Mercury (Hobart)

Appeal on guilty verdicts for fraud charges

- LORETTA LOHBERGER

GUILTY verdicts on eight fraud charges brought against a Cygnet bookkeeper are “unsustaina­ble,” her lawyer says.

Hayley Margaret Webster, 42, pleaded not guilty to 103 counts of computer-related fraud and a Supreme Court jury found her guilty of eight of the counts — accounting for $17,000 — in May last year.

She was sentenced to six months’ jail, wholly suspended, on the condition she commit no offence punishable by imprisonme­nt for two years, and ordered to pay a $400 victims of crime compensati­on levy.

During the trial in Hobart, prosecutor­s alleged Webster stole almost $180,000 from DCC Excavation­s boss Darren Lawless while working as an in-house accountant, between April 2011 and September 2013.

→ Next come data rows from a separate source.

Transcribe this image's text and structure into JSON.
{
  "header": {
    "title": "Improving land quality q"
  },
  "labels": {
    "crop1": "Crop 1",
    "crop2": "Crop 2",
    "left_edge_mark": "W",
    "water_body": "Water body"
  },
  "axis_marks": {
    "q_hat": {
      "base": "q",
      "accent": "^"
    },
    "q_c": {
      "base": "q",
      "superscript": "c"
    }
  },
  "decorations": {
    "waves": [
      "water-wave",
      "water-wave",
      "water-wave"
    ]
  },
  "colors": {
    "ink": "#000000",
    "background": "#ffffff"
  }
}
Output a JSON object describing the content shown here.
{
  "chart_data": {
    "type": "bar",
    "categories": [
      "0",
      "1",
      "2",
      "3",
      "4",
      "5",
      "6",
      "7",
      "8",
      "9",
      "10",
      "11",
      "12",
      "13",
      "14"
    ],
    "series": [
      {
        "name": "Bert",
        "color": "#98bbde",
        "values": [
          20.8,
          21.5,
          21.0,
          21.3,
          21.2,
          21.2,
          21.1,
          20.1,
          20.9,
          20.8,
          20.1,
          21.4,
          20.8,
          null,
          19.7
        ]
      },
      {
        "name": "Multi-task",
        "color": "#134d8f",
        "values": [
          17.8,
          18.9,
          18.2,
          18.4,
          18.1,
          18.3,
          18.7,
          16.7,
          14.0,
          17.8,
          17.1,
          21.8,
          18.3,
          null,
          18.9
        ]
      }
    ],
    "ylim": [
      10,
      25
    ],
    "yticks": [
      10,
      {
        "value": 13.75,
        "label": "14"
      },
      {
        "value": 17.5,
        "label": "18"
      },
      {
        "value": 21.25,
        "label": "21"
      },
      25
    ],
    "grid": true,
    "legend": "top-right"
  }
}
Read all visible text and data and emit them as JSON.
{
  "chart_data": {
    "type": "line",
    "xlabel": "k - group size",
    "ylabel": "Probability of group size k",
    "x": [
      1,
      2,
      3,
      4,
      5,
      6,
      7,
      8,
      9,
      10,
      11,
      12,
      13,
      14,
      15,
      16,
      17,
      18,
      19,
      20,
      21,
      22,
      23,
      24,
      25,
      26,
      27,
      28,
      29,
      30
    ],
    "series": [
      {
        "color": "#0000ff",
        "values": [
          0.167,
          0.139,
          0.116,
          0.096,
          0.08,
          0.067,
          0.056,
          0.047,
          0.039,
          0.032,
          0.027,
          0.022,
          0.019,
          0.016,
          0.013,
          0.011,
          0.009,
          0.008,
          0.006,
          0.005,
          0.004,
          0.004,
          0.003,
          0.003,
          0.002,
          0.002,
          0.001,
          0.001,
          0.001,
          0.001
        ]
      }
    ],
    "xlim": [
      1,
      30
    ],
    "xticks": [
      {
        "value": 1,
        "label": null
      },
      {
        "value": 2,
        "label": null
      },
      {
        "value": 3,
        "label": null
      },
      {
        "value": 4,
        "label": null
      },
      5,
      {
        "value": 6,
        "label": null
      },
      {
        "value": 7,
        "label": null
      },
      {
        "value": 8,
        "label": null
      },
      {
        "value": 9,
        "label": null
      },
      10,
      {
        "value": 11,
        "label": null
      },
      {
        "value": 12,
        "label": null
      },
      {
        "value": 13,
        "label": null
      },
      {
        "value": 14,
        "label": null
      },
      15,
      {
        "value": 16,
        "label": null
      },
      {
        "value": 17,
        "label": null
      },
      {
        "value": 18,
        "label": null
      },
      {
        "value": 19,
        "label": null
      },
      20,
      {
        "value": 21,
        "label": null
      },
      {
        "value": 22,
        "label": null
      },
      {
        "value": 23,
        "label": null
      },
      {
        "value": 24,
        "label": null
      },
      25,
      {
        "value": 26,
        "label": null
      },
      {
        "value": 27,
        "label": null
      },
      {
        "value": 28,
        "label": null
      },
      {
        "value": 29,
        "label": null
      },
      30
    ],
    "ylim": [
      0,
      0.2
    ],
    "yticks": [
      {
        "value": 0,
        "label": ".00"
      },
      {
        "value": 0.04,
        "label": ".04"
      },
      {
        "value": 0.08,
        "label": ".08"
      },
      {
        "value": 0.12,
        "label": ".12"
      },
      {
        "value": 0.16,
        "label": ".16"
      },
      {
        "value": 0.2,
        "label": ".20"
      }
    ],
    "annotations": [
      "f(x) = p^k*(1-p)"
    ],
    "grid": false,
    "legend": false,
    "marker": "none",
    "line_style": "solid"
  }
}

When she gave evidence at trial, Webster did not deny the transfers had taken place but said they were made at the behest of Mr Lawless as a way for him to avoid tax.

She said Mr Lawless allowed her to use some of the funds to cover her own living expenses and in lieu of a wage.

Webster’s lawyer Kim Baumeler told the Court of Criminal Appeal in Hobart recently that for the jury to have made findings of not guilty on so many of the counts, “the jury must have accepted that there was . . . an agreement between the two of them [Webster and Mr Lawless]”.

Ms Baumeler said the jury must also have accepted the agreement involved money being filtered into Webster’s account and redistribu­ted to Mr Lawless and his employees “to make it look like the business was making a loss”.

Crown prosecutor Tony Jacobs said the jury may have viewed the eight counts to which it returned guilty verdicts differentl­y because each count related to larger sums.

The Crown is appealing against the sentence. Mr Jacobs said a restitutio­n order should have been made.

The court has reserved its decision.